COMPLAINANT'S RIGHT TO FILE A CIVIL ACTION (S0610)

You have the right to file a civil action in an appropriate United States District Court within ninety (90) calendar days from the date that you receive this decision. If you file a civil action, you must name as the defendant in the complaint the person who is the official Agency head or department head, identifying that person by his or her full name and official title. Failure to do so may result in the dismissal of your case in court. "Agency" or "department" means the national organization, and not the local office, facility or department in which you work. If you file a request to reconsider and also file a civil action, filing a civil action will terminate the administrative processing of your complaint.

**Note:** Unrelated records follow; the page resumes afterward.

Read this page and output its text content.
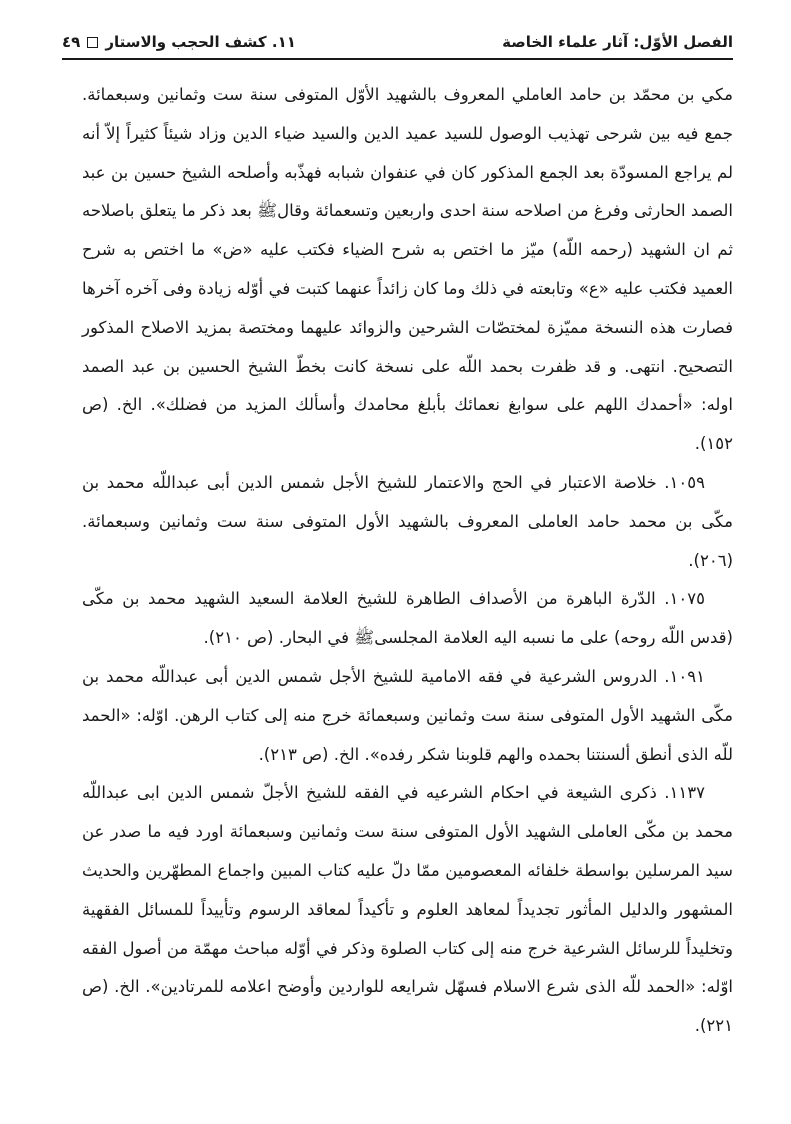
الفصل الأوّل: آثار علماء الخاصة
١١. كشف الحجب والاستار
٤٩

مكي بن محمّد بن حامد العاملي المعروف بالشهيد الأوّل المتوفى سنة ست وثمانين وسبعمائة. جمع فيه بين شرحى تهذيب الوصول للسيد عميد الدين والسيد ضياء الدين وزاد شيئاً كثيراً إلاّ أنه لم يراجع المسودّة بعد الجمع المذكور كان في عنفوان شبابه فهذّبه وأصلحه الشيخ حسين بن عبد الصمد الحارثى وفرغ من اصلاحه سنة احدى واربعين وتسعمائة وقالﷺ بعد ذكر ما يتعلق باصلاحه ثم ان الشهيد (رحمه اللّه) ميّز ما اختص به شرح الضياء فكتب عليه «ض» ما اختص به شرح العميد فكتب عليه «ع» وتابعته في ذلك وما كان زائداً عنهما كتبت في أوّله زيادة وفى آخره آخرها فصارت هذه النسخة مميّزة لمختصّات الشرحين والزوائد عليهما ومختصة بمزيد الاصلاح المذكور التصحيح. انتهى. و قد ظفرت بحمد اللّه على نسخة كانت بخطّ الشيخ الحسين بن عبد الصمد اوله: «أحمدك اللهم على سوابغ نعمائك بأبلغ محامدك وأسألك المزيد من فضلك». الخ. (ص ١٥٢).

١٠٥٩. خلاصة الاعتبار في الحج والاعتمار للشيخ الأجل شمس الدين أبى عبداللّه محمد بن مكّى بن محمد حامد العاملى المعروف بالشهيد الأول المتوفى سنة ست وثمانين وسبعمائة. (٢٠٦).

١٠٧٥. الدّرة الباهرة من الأصداف الطاهرة للشيخ العلامة السعيد الشهيد محمد بن مكّى (قدس اللّه روحه) على ما نسبه اليه العلامة المجلسىﷺ في البحار. (ص ٢١٠).

١٠٩١. الدروس الشرعية في فقه الامامية للشيخ الأجل شمس الدين أبى عبداللّه محمد بن مكّى الشهيد الأول المتوفى سنة ست وثمانين وسبعمائة خرج منه إلى كتاب الرهن. اوّله: «الحمد للّه الذى أنطق ألسنتنا بحمده والهم قلوبنا شكر رفده». الخ. (ص ٢١٣).

١١٣٧. ذكرى الشيعة في احكام الشرعيه في الفقه للشيخ الأجلّ شمس الدين ابى عبداللّه محمد بن مكّى العاملى الشهيد الأول المتوفى سنة ست وثمانين وسبعمائة اورد فيه ما صدر عن سيد المرسلين بواسطة خلفائه المعصومين ممّا دلّ عليه كتاب المبين واجماع المطهّرين والحديث المشهور والدليل المأثور تجديداً لمعاهد العلوم و تأكيداً لمعاقد الرسوم وتأييداً للمسائل الفقهية وتخليداً للرسائل الشرعية خرج منه إلى كتاب الصلوة وذكر في أوّله مباحث مهمّة من أصول الفقه اوّله: «الحمد للّه الذى شرع الاسلام فسهّل شرايعه للواردين وأوضح اعلامه للمرتادين». الخ. (ص ٢٢١).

RIGHT TO REQUEST COUNSEL (Z0815)

If you want to file a civil action but cannot pay the fees, costs, or security to do so, you may request permission from the court to proceed with the civil action without paying these fees or costs. Similarly, if you cannot afford an attorney to represent you in the civil action, you may request the court to appoint an attorney for you. You must submit the requests for waiver of court costs or appointment of an attorney directly to the court, not the Commission. The court has the sole discretion to grant or deny these types of requests. Such requests do not alter the time limits for filing a civil action (please read the paragraph titled Complainant's Right to File a Civil Action for the specific time limits).

FOR THE COMMISSION:

______________________________ Carlton M. Hadden's signature

Carlton M. Hadden, Director

Office of Federal Operations

_12/5/17_________________

Date

1 This case has been randomly assigned a pseudonym which will replace Complainant's name when the decision is published to non-parties and the Commission's website.

2 Issue 4 will be analyzed under a harassment analysis while the remaining issues will be considered using a disparate treatment analysis as they are separate and discrete acts.